Loosen Up
by Carmen Lehtimaki
Monday’s suck. You won’t believe what happened to me at school today.
I’m sure it’s something small and stupid.
I wish you could see the look of shock on my face right now. It was horrible and huge.
Did the cafeteria lady jip you on fries again?
Did you speak before raising your hand in class?
Because you do realize all of this has happened before and it’s only a big deal to YOU
No! It’s a big deal for all of us.
How are people going to take me seriously if I can’t even get more than 8 fries? Only 8 fries! I mean who does that?
You’re too uptight Karmen. You take yourself way too seriously.
You have to have fun in life or else everything will get to you.
OMG you’re right.
See :)
If I become okay with being a buffoon I’ll be taken more seriously amongst all of the other laughing stocks.
I wish you could see the finger I’m holding up right now.
I’m sure it’s a thumb.
Get on with your story.
So I was in class and actually paying very close attention. Too much attention actually.
I don’t like where this is going...
You’re MY sister. You’re going to love it.
I hope this ends up with you in a dunk tank somehow.
Anyway. I always keep my tote that I use instead of a backpack pretty well organized.
“Pretty well organized”? That’s an understatement that uptight people use when referring to their OCD.
Would you stop? This gets worse.
Okay. Okay.
So I go in the top zipper part to reach in and grab a highlighter.
I don’t need it right at the moment, so I’m just sitting there. Twirling it around in my hands!
What’s so bad about that?
Well, I thought it was nothing until I go to use it and realize...
I accidentally grabbed a neon green feminine pad instead of a freaking highlighter!
OH God! I’m dying over here. How did you not realize that at first?
I have no clue. I just noticed it and tried to stuff it in my hoodie pocket.
Well at least you caught it quick.
Yeah you would think, but it didn’t work.
What?
I dropped it because I tried to do it in such a hurry.
I was too busy trying to breathe and stay calm that I didn’t realize it at first.
So you pull it out and twirl it like a baton then drop it? This is like something out of a slap stick comedy show.
Well you aren’t the only one to laugh at this.

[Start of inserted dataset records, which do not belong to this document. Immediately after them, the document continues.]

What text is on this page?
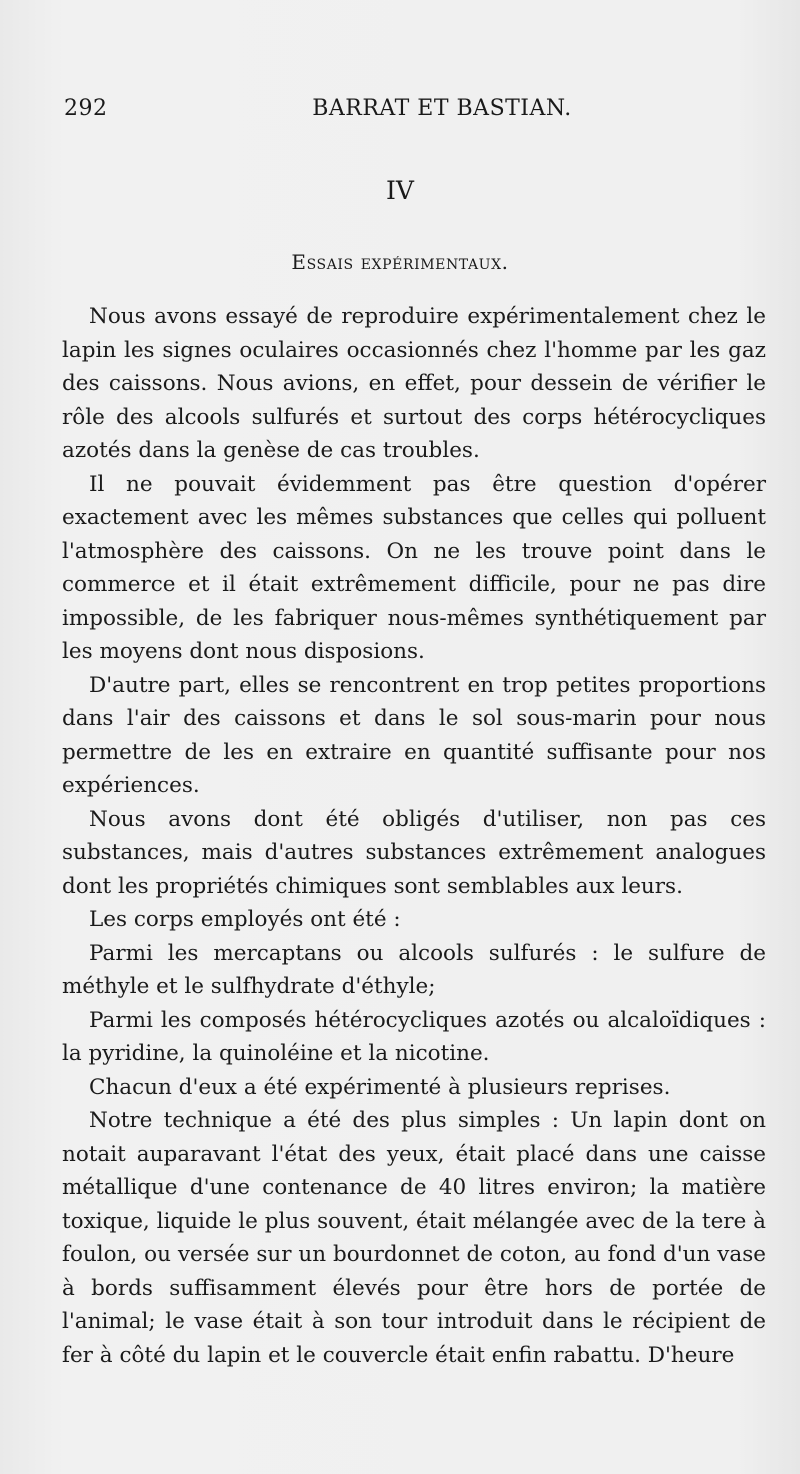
292	BARRAT ET BASTIAN.
IV
Essais expérimentaux.

Nous avons essayé de reproduire expérimentalement chez le lapin les signes oculaires occasionnés chez l'homme par les gaz des caissons. Nous avions, en effet, pour dessein de vérifier le rôle des alcools sulfurés et surtout des corps hétérocycliques azotés dans la genèse de cas troubles.

Il ne pouvait évidemment pas être question d'opérer exactement avec les mêmes substances que celles qui polluent l'atmosphère des caissons. On ne les trouve point dans le commerce et il était extrêmement difficile, pour ne pas dire impossible, de les fabriquer nous-mêmes synthétiquement par les moyens dont nous disposions.

D'autre part, elles se rencontrent en trop petites proportions dans l'air des caissons et dans le sol sous-marin pour nous permettre de les en extraire en quantité suffisante pour nos expériences.

Nous avons dont été obligés d'utiliser, non pas ces substances, mais d'autres substances extrêmement analogues dont les propriétés chimiques sont semblables aux leurs.

Les corps employés ont été :

Parmi les mercaptans ou alcools sulfurés : le sulfure de méthyle et le sulfhydrate d'éthyle;

Parmi les composés hétérocycliques azotés ou alcaloïdiques : la pyridine, la quinoléine et la nicotine.

Chacun d'eux a été expérimenté à plusieurs reprises.

Notre technique a été des plus simples : Un lapin dont on notait auparavant l'état des yeux, était placé dans une caisse métallique d'une contenance de 40 litres environ; la matière toxique, liquide le plus souvent, était mélangée avec de la tere à foulon, ou versée sur un bourdonnet de coton, au fond d'un vase à bords suffisamment élevés pour être hors de portée de l'animal; le vase était à son tour introduit dans le récipient de fer à côté du lapin et le couvercle était enfin rabattu. D'heure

Once I finally stuffed it in my pocket I look up and notice out of a class of about 12 of us all sitting in a circle that about 4 or 5 people were laughing hysterically.

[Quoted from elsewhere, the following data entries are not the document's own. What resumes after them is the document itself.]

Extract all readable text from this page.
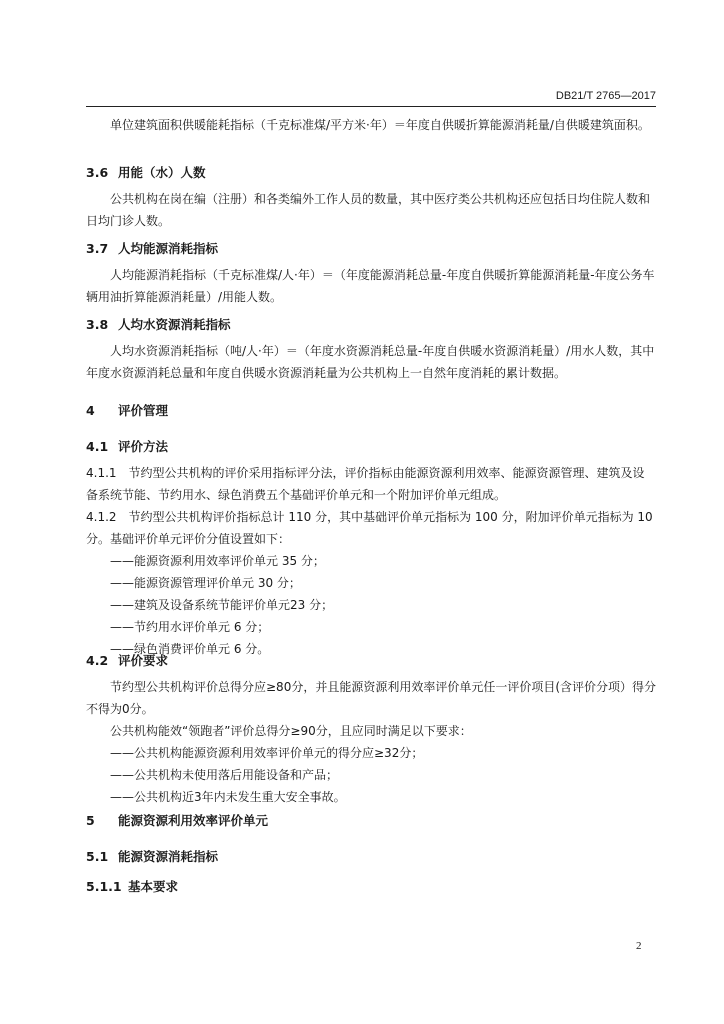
DB21/T 2765—2017
单位建筑面积供暖能耗指标（千克标准煤/平方米·年）＝年度自供暖折算能源消耗量/自供暖建筑面积。
3.6 用能（水）人数
公共机构在岗在编（注册）和各类编外工作人员的数量，其中医疗类公共机构还应包括日均住院人数和日均门诊人数。
3.7 人均能源消耗指标
人均能源消耗指标（千克标准煤/人·年）＝（年度能源消耗总量-年度自供暖折算能源消耗量-年度公务车辆用油折算能源消耗量）/用能人数。
3.8 人均水资源消耗指标
人均水资源消耗指标（吨/人·年）＝（年度水资源消耗总量-年度自供暖水资源消耗量）/用水人数，其中年度水资源消耗总量和年度自供暖水资源消耗量为公共机构上一自然年度消耗的累计数据。
4 评价管理
4.1 评价方法
4.1.1　节约型公共机构的评价采用指标评分法，评价指标由能源资源利用效率、能源资源管理、建筑及设备系统节能、节约用水、绿色消费五个基础评价单元和一个附加评价单元组成。
4.1.2　节约型公共机构评价指标总计 110 分，其中基础评价单元指标为 100 分，附加评价单元指标为 10 分。基础评价单元评价分值设置如下：
——能源资源利用效率评价单元 35 分；
——能源资源管理评价单元 30 分；
——建筑及设备系统节能评价单元23 分；
——节约用水评价单元 6 分；
——绿色消费评价单元 6 分。
4.2 评价要求
节约型公共机构评价总得分应≥80分，并且能源资源利用效率评价单元任一评价项目(含评价分项）得分不得为0分。
公共机构能效“领跑者”评价总得分≥90分，且应同时满足以下要求：
——公共机构能源资源利用效率评价单元的得分应≥32分；
——公共机构未使用落后用能设备和产品；
——公共机构近3年内未发生重大安全事故。
5 能源资源利用效率评价单元
5.1 能源资源消耗指标
5.1.1 基本要求
2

Their faces were so red. They were at least trying to be quiet about it. I think that was only because they didn’t want to bring attention to themselves.
I bet you were ready to run out of the classroom weren’t you?
I was ready to just curl up into a ball and disappear.
OMG! It’s not that bad.
It would have been okay, but then the professor notices people laughing and starts looking around and asking people what happened.
She was talking about Voltaire so she knew it wasn’t the lesson.
Did she find out?
Almost. One guy began laughing harder when she asked. He tried pointing at me but couldn’t even get that out.
So she asked a few clueless people playing on their phones and that was about it.
I should start coming to class with you.
I bolted once class was over.
But I learned to chill out some. Afterwards even though I wasn’t bragging about it I actually laughed.
It was probably partially the mini adrenaline I got from the fear.
Pull that stick out Ms. Uptight.
I did. Or loosened it anyway lol I see that things only typically feel so bad because I gas it up in my own head.
So pads helped you to grow? And they say it’s just the periods that make you a woman.
Yeah, who knew? But we’re not telling anyone about this still.
No of course not. But in unrelated news I will be reactivating my Facebook account.
You only know half my friends list so it’s not like that many people will know what I mean when I refer to my sister.
Alyce. Don’t you do it!
I’ll leave out details...like what day it happened on.
How does this help me to let loose?
It doesn’t, but I’m sure there are other people that could use a good laugh.